In this paper, Rodriguez, Wright, and colleagues investigate the physiological role of the CGG repeats and associated RAN translation in normal and repeat-expanded model systems. They found that CGG-associated RAN translation inhibits translation but not transcription of the downstream Fragile X mental retardation protein (FMRP) ORF and that RAN translation is increased in expanded repeat models.

Normally, FMRP (an RNA-binding protein) is rapidly degraded upon activation of the metabotropic glutamate receptor (mGluR), resulting in translation of previously FMRP-bound mRNAs. At the same time, mGluR activation increases translation of the FMRP mRNA, thus limiting the time FMRP-target mRNAs are free and available for translation.

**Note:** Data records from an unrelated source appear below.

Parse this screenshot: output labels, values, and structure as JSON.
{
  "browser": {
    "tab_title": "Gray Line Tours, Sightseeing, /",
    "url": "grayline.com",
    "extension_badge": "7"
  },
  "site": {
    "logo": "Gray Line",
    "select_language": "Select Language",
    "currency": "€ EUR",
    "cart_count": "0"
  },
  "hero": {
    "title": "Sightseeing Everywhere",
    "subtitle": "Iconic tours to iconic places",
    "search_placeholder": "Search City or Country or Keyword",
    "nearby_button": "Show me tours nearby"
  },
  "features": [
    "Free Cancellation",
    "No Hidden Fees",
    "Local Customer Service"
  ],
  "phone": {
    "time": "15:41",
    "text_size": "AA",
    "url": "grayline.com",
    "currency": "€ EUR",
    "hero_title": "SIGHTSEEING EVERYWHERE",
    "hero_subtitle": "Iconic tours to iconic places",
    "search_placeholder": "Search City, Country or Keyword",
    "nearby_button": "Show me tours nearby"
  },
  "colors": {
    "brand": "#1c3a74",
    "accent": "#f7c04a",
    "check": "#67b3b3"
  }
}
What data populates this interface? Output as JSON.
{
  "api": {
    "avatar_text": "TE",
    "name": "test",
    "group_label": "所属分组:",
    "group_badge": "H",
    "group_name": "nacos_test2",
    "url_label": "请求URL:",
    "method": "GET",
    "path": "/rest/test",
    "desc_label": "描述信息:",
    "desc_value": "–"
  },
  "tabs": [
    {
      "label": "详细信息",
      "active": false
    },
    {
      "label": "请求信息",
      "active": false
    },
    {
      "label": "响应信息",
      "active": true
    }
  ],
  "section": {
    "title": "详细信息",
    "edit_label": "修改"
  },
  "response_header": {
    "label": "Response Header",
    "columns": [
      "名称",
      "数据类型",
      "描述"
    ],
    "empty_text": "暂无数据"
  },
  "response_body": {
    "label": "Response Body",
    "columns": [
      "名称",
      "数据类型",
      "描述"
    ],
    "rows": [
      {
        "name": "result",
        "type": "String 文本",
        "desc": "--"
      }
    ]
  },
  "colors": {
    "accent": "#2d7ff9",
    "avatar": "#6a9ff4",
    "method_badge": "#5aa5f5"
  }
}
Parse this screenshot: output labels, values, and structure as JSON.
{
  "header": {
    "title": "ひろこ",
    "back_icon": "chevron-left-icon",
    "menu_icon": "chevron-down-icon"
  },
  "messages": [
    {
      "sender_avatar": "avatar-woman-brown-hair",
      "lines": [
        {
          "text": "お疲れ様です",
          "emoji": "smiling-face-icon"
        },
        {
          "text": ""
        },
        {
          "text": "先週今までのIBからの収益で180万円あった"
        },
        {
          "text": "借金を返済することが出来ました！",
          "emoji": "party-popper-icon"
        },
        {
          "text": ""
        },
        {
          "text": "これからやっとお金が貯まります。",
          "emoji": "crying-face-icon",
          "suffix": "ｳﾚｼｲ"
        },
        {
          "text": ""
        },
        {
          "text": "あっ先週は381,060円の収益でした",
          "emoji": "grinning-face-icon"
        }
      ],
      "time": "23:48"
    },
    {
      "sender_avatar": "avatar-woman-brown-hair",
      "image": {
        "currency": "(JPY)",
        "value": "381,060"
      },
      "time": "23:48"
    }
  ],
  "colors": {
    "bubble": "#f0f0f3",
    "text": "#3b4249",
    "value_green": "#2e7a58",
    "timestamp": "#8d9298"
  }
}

The authors show that removal of normal length CGG repeats abolished this mGluR dependent feedback loop, but replacement with a non-repetitive hairpin with similar minimum free energy reconstituted it. Also, RAN translation from expanded CGG repeats decreased after mGluR activation.

Thus, the authors reasoned that downregulating CGG RAN translation should increase translation of FMRP. Indeed, steric-blocking antisense oligonucleotides targeting the RAN translation initiation codons increased FMRP expression by up to 189% in HEK293 cells and patient fibroblasts containing 69 CGG repeats. In rat neurons with 100 CGG repeats ASO treatment significantly increased survival, while in iPSC-derived human glutamatergic neurons with normal repeat length treatment increased FMRP levels by 41%. Similar results were achieved in iPSCs derived from UFM fibroblasts containing ~270 CGG repeats.

Investigation of the mechanism of RAN translation led to a promising therapeutic strategy.